Pickering Castle came and went in a blink without any visionary incidents. Perhaps that was due to my levels of concentration, and fear that any strange behaviour on my part would be witnessed. How swiftly I had gone from uncaring to self-conscious with regard to my daydreaming. Joseph and I worked separately, but not independently. When I wasn’t playing with my tilt lens, I ambled over to him and admired his progress. I wished I was Mary Poppins and could jump right into his wonderful landscapes.
Because Joseph thankfully hadn’t embarrassed me by mentioning our abridged kiss, I had set my heart on revealing to him the real nature of my “seizures” at Whitby. At least if he backed off after that, I would know destiny had other plans for us.
Fate played a lot on my mind. I doubted the architects and builders of castles ever envisaged them lying in such ruins, so I had to be equally optimistic that Joseph was here for a long-lasting purpose. Whatever Medici had intended with his parallel projects, I had decided it was no longer going to be photography that motivated me to finish mine. I was too reluctant to test the waters to find out if Joseph felt the same way about his project.
?
Having agreed he would drive to Whitby, he picked me up the next morning, an already cauldron hot day. The children, their names impressively old-fashioned – Mungo, Fred and Elsie – waved from the attic windows.
‘They look like prisoners,’ Joseph said scathingly, while reversing out of the drive.
‘Oh, don’t. They’re really sweet and happy.’ I waved back.
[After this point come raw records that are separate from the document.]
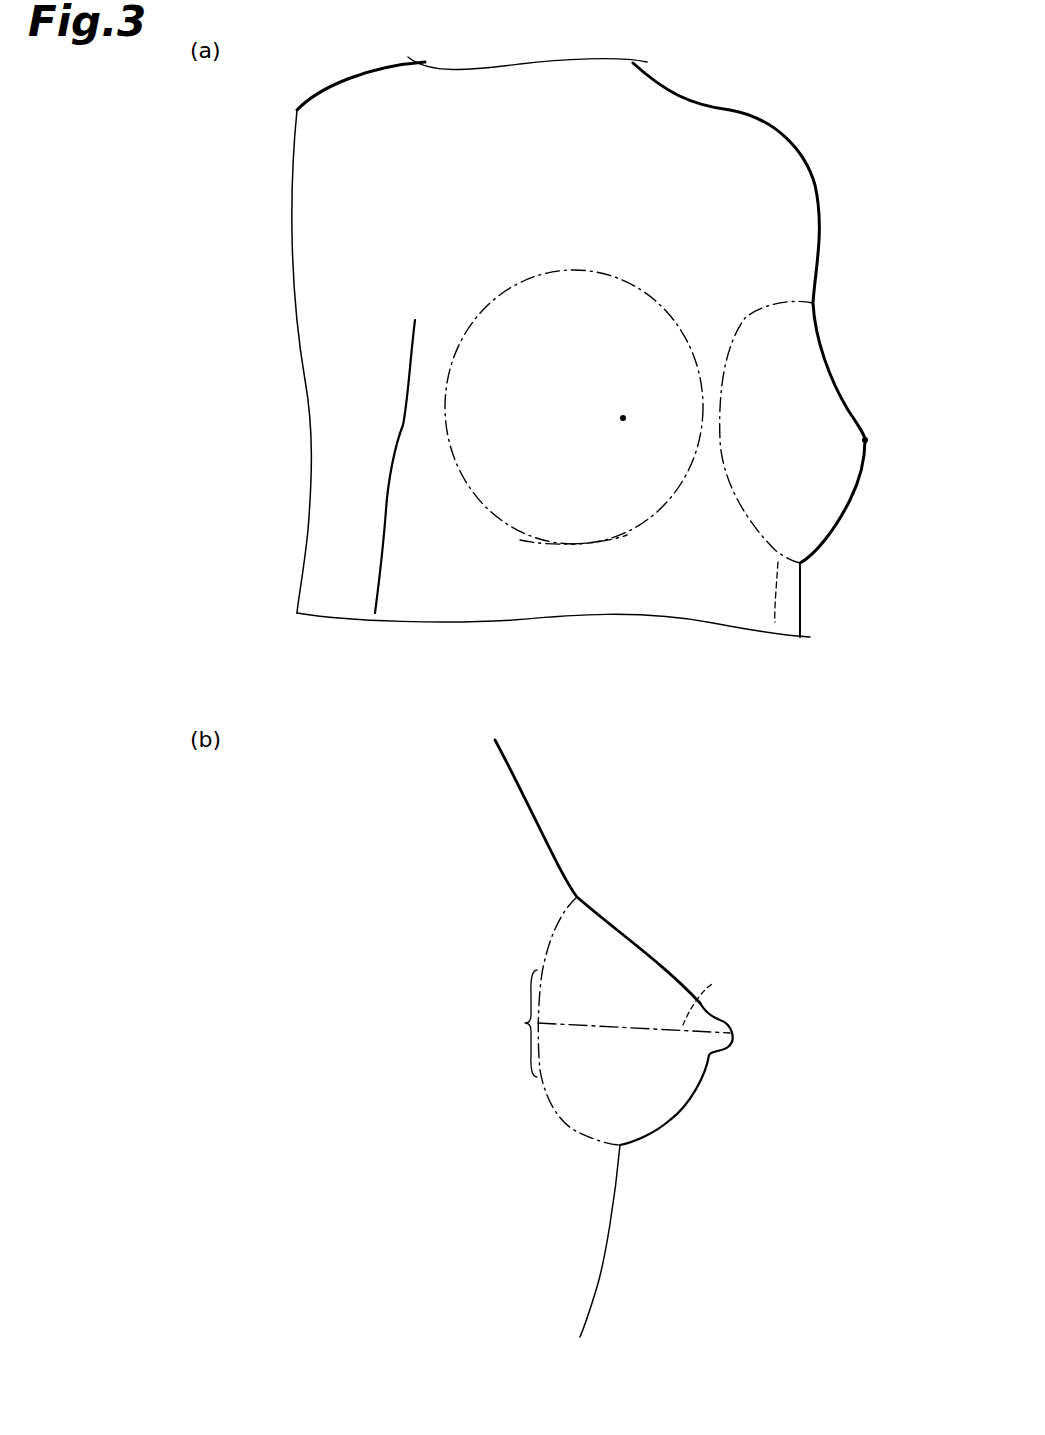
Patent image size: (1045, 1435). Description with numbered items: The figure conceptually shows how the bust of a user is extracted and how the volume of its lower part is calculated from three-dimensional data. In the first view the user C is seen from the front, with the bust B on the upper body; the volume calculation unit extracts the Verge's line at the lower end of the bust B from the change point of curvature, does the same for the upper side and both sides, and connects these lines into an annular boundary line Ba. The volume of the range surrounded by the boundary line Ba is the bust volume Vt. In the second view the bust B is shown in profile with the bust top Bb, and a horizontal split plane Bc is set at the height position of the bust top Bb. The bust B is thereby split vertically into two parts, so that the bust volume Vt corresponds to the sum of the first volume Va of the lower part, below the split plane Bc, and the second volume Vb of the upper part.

The user C is at (824, 86).
The bust B is at (520, 515).
The annular boundary line Ba is at (557, 547).
The bust top Bb is at (621, 424).
The split plane Bc is at (709, 986).
The bust volume Vt is at (512, 1023).
The second volume Vb is at (586, 1014).
The first volume Va is at (586, 1074).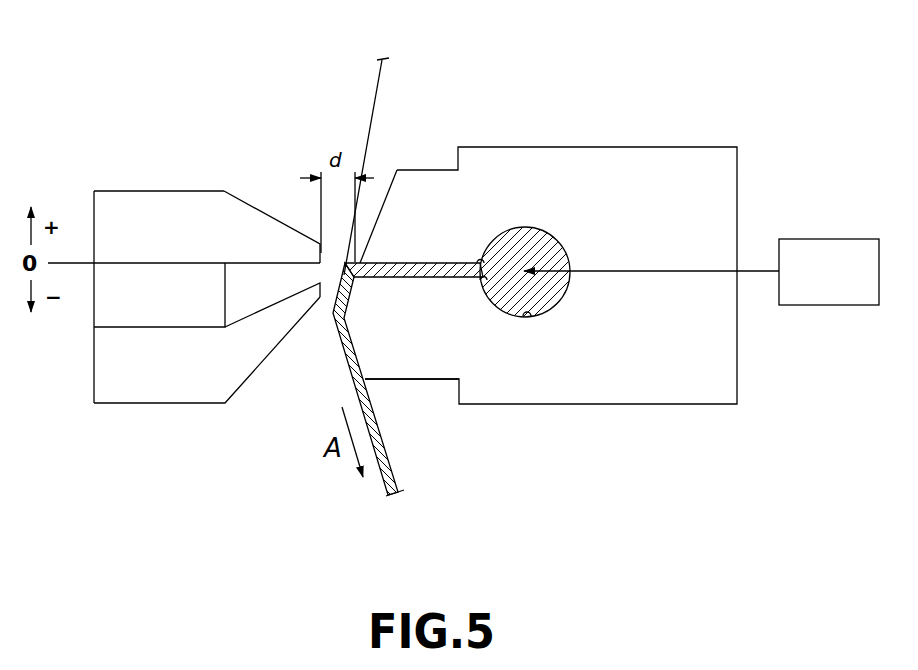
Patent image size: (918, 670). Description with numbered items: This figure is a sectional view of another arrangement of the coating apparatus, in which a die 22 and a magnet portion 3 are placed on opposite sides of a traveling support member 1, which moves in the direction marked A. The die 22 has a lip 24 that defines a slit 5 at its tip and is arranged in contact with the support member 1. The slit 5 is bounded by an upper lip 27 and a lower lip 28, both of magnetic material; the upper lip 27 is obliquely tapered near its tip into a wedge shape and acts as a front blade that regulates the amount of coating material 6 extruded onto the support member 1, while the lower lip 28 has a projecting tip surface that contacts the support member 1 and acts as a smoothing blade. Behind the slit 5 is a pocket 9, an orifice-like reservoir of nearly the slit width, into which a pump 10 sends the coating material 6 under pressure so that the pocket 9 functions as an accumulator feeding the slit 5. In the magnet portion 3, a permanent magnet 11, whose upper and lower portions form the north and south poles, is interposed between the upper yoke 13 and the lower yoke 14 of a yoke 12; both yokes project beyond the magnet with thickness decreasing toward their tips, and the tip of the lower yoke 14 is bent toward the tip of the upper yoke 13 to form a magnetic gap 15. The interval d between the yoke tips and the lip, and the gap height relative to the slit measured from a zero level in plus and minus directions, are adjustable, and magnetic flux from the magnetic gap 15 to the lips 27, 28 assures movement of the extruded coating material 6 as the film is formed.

The support member 1 is at (372, 92).
The magnet portion 3 is at (136, 170).
The slit 5 is at (485, 293).
The coating material 6 is at (525, 228).
The pocket 9 is at (528, 316).
The pump 10 is at (830, 239).
The permanent magnet 11 is at (103, 303).
The yoke 12 is at (172, 197).
The upper yoke 13 is at (240, 213).
The lower yoke 14 is at (250, 365).
The magnetic gap 15 is at (290, 285).
The die 22 is at (622, 130).
The lip 24 is at (422, 292).
The upper lip 27 is at (413, 177).
The lower lip 28 is at (422, 370).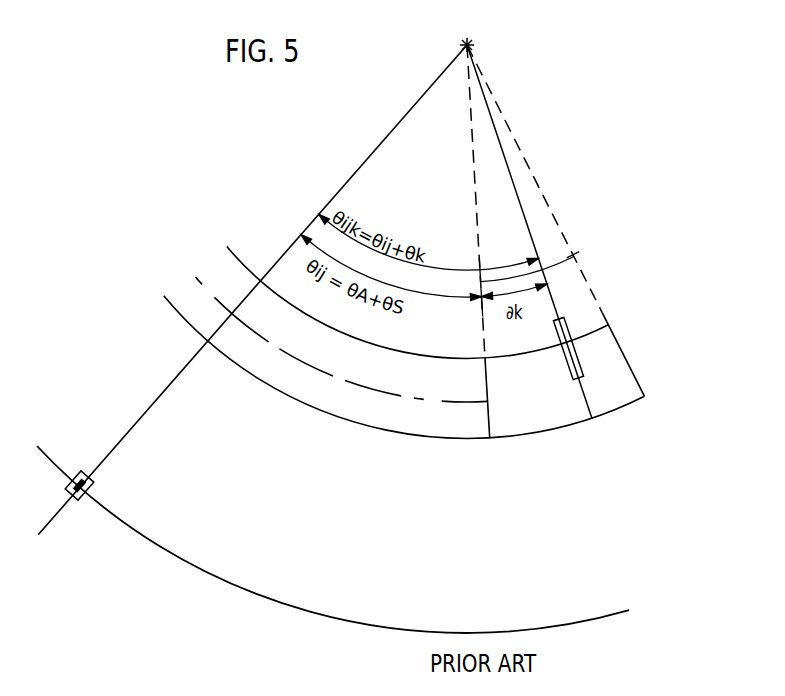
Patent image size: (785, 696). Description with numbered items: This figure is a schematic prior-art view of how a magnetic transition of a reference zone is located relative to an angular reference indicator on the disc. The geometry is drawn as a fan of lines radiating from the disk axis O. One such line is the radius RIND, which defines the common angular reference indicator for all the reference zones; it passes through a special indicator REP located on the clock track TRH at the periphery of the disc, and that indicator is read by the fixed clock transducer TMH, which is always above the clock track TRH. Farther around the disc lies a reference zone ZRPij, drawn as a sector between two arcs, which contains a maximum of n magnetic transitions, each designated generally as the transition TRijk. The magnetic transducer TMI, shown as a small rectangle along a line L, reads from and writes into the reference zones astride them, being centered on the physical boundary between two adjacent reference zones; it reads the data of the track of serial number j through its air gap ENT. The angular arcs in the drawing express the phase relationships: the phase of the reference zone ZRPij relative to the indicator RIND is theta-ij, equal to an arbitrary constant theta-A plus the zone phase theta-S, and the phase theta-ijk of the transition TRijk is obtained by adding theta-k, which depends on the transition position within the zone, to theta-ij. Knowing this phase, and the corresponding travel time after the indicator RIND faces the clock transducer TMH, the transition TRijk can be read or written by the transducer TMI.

The disk axis O is at (529, 42).
The radius RIND (angular reference indicator) RIND is at (325, 206).
The clock track TRH is at (227, 583).
The fixed clock transducer TMH is at (78, 500).
The special indicator REP is at (92, 482).
The reference line L is at (525, 222).
The reference zone ZRPij is at (645, 382).
The magnetic transition TRijk is at (585, 406).
The magnetic transducer TMI is at (583, 364).
The air gap ENT is at (566, 318).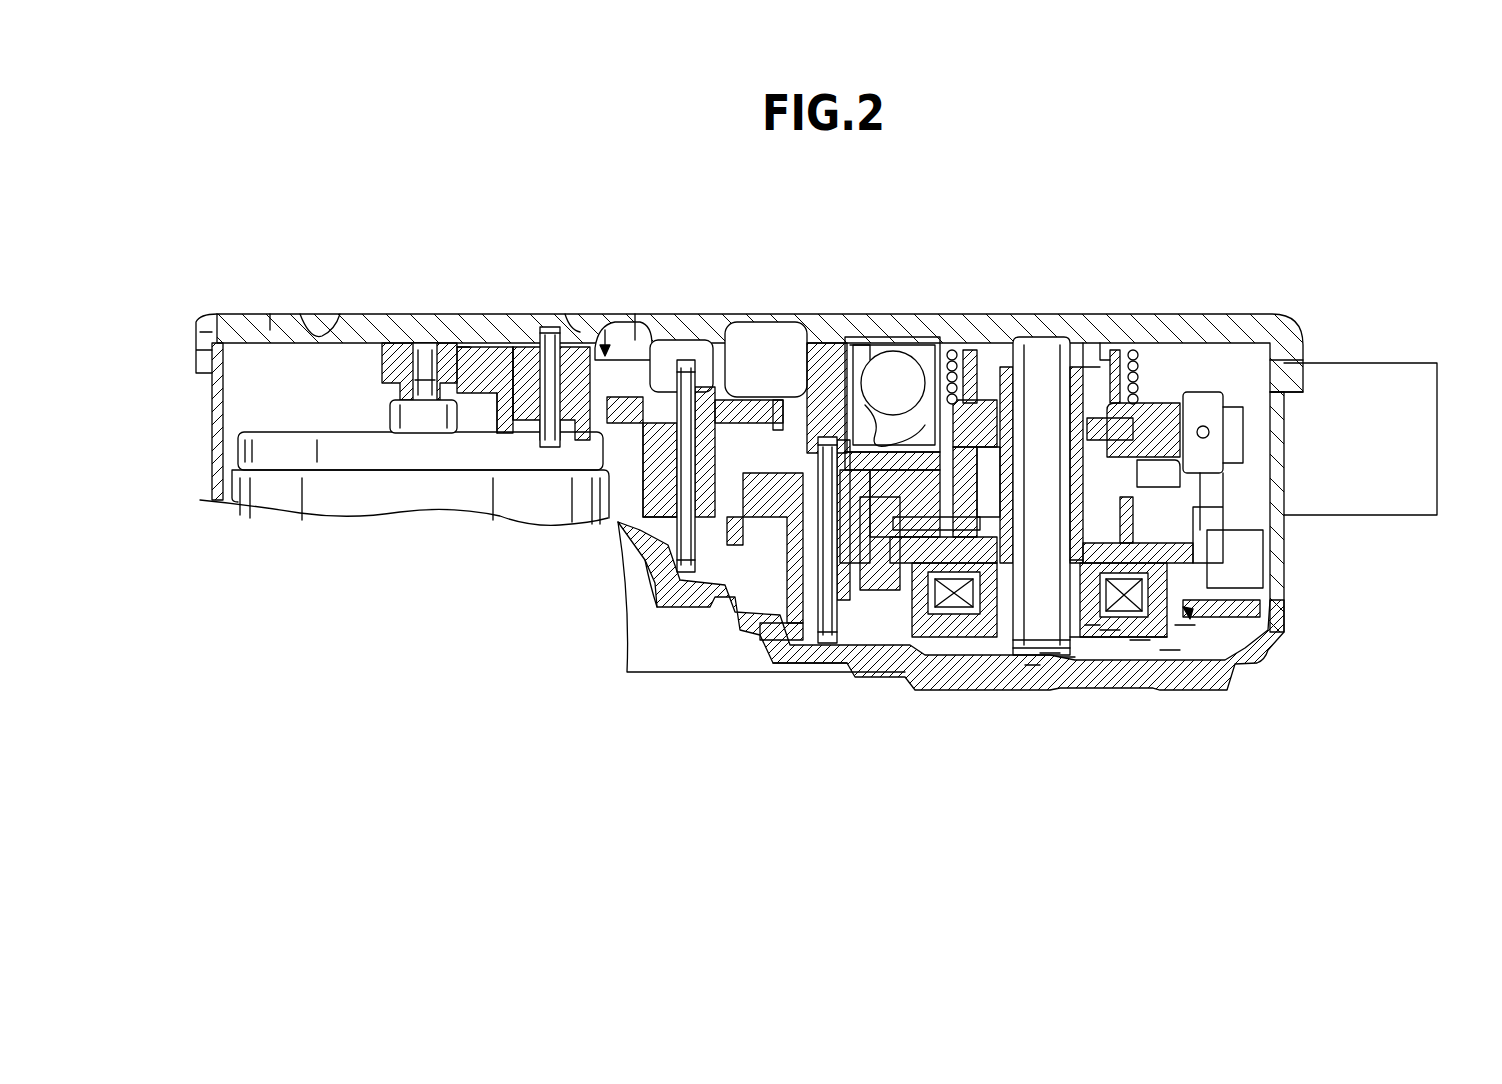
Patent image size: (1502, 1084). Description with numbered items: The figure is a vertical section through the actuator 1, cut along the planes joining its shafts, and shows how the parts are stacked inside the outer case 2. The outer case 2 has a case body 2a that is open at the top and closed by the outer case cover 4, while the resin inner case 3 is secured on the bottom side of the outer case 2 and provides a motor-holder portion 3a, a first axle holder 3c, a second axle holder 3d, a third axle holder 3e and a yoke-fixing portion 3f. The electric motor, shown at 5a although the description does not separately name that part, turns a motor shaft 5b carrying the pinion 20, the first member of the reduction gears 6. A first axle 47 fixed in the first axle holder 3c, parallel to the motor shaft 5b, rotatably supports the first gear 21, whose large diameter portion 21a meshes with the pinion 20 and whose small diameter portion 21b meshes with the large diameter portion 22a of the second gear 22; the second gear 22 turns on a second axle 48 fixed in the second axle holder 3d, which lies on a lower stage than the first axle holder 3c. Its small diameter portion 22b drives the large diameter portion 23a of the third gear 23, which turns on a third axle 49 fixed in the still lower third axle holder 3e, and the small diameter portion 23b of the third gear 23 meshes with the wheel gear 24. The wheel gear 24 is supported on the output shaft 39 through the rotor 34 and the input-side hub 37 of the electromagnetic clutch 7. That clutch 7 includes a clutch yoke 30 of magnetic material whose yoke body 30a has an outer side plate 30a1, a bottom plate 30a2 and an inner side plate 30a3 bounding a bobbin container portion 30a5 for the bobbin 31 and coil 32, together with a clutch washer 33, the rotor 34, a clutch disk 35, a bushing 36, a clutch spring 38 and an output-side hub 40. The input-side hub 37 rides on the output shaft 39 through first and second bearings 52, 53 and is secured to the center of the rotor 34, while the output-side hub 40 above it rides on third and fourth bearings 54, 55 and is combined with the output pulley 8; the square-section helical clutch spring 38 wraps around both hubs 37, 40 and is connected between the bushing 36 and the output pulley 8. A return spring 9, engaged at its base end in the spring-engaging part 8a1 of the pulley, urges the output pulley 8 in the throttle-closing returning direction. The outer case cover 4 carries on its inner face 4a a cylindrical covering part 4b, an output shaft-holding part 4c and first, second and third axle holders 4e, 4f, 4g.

The actuator 1 is at (1342, 806).
The outer case 2 is at (1283, 593).
The case body 2a is at (1283, 427).
The inner case 3 is at (1187, 613).
The motor-holder portion 3a is at (237, 447).
The first axle holder 3c is at (521, 390).
The second axle holder 3d is at (627, 560).
The third axle holder 3e is at (783, 668).
The yoke-fixing portion 3f is at (1170, 650).
The outer case cover 4 is at (1265, 326).
The inner face 4a is at (287, 330).
The cylindrical covering part 4b is at (1120, 343).
The output shaft-holding part 4c is at (1090, 330).
The first axle holder 4e is at (568, 313).
The second axle holder 4f is at (641, 323).
The third axle holder 4g is at (810, 337).
The screw head 5a is at (340, 337).
The motor shaft 5b is at (428, 395).
The reduction gears 6 is at (606, 330).
The electromagnetic clutch 7 is at (1180, 627).
The output pulley 8 is at (886, 365).
The spring-engaging part 8a1 is at (856, 370).
The return spring 9 is at (1150, 370).
The pinion 20 is at (385, 405).
The first gear 21 is at (478, 378).
The large diameter portion 21a is at (455, 375).
The small diameter portion 21b is at (505, 428).
The second gear 22 is at (750, 385).
The large diameter portion 22a is at (778, 395).
The small diameter portion 22b is at (603, 527).
The third gear 23 is at (797, 420).
The large diameter portion 23a is at (700, 390).
The small diameter portion 23b is at (747, 617).
The wheel gear 24 is at (1223, 553).
The clutch yoke 30 is at (1095, 645).
The yoke body 30a is at (1153, 640).
The outer side plate 30a1 is at (1110, 637).
The bottom plate 30a2 is at (1070, 657).
The inner side plate 30a3 is at (1030, 665).
The bobbin container portion 30a5 is at (1145, 640).
The bobbin 31 is at (933, 607).
The coil 32 is at (1100, 633).
The clutch washer 33 is at (937, 627).
The rotor 34 is at (1197, 563).
The clutch disk 35 is at (1187, 530).
The bushing 36 is at (1043, 653).
The input-side hub 37 is at (967, 622).
The clutch spring 38 is at (946, 378).
The output shaft 39 is at (1017, 648).
The output-side hub 40 is at (990, 420).
The first axle 47 is at (563, 323).
The second axle 48 is at (685, 580).
The third axle 49 is at (822, 640).
The first bearing 52 is at (1050, 400).
The second bearing 53 is at (1083, 380).
The third bearing 54 is at (1035, 420).
The fourth bearing 55 is at (1020, 390).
‘Looks are deceiving,’ he said, grimly.
I brushed aside the dark commentary, the hints to the even darker places in his mind. I decided if I came clean, then he had no excuse not to open up. But not during a car journey.
I navigated with a road map, but he didn’t seem to need the instructions.
‘I came a few years ago,’ he said. ‘On the way to Hadrian’s wall, I took a detour.’
The reference to years left me wondering; I had no clue to his exact age. He could be anywhere between twenty-five and thirty-five.
The journey took half an hour, sufficiently long to engage in a meaningful conversation that didn’t stray into uncomfortable topics. We compared, in a neutral fashion, the art of photography versus painting. By the time we reached the outskirts of Whitby town, we’d agreed that the crafts were different, but the outcome was the same; a picture that captured a moment in time whether it was the scene itself or the occasion when it was painted. We never mentioned the exact destination in Whitby, as he rightly assumed it would be the ruins of the monastic abbey on the cliff top. It certainly was my preference. The popular abbey was the famed windswept location of Bram Stoker’sDracula. However, with skies clear of foreboding cloud and the sun already creating swirling mirages on the road surface, we weren’t visiting the misty set of a horror movie.
The abbey car park was heaving. We spent time finding a space. Joseph had left most of his painting stuff behind at the campsite. But my idea of taking a break didn’t mean I wasn’t going to use the camera. I had dispensed with the digital one, which was back at the bed and breakfast, and stuck to my faithful film one. I had stocked up on reels of film. Joseph carried the tripod, casually resting it against his shoulder; it was much lighter than his easel. I bought a guidebook. Joseph read the placards dotted around the site. Side by side, we walked from one end to the other, through the skeletal remains of the abbey church.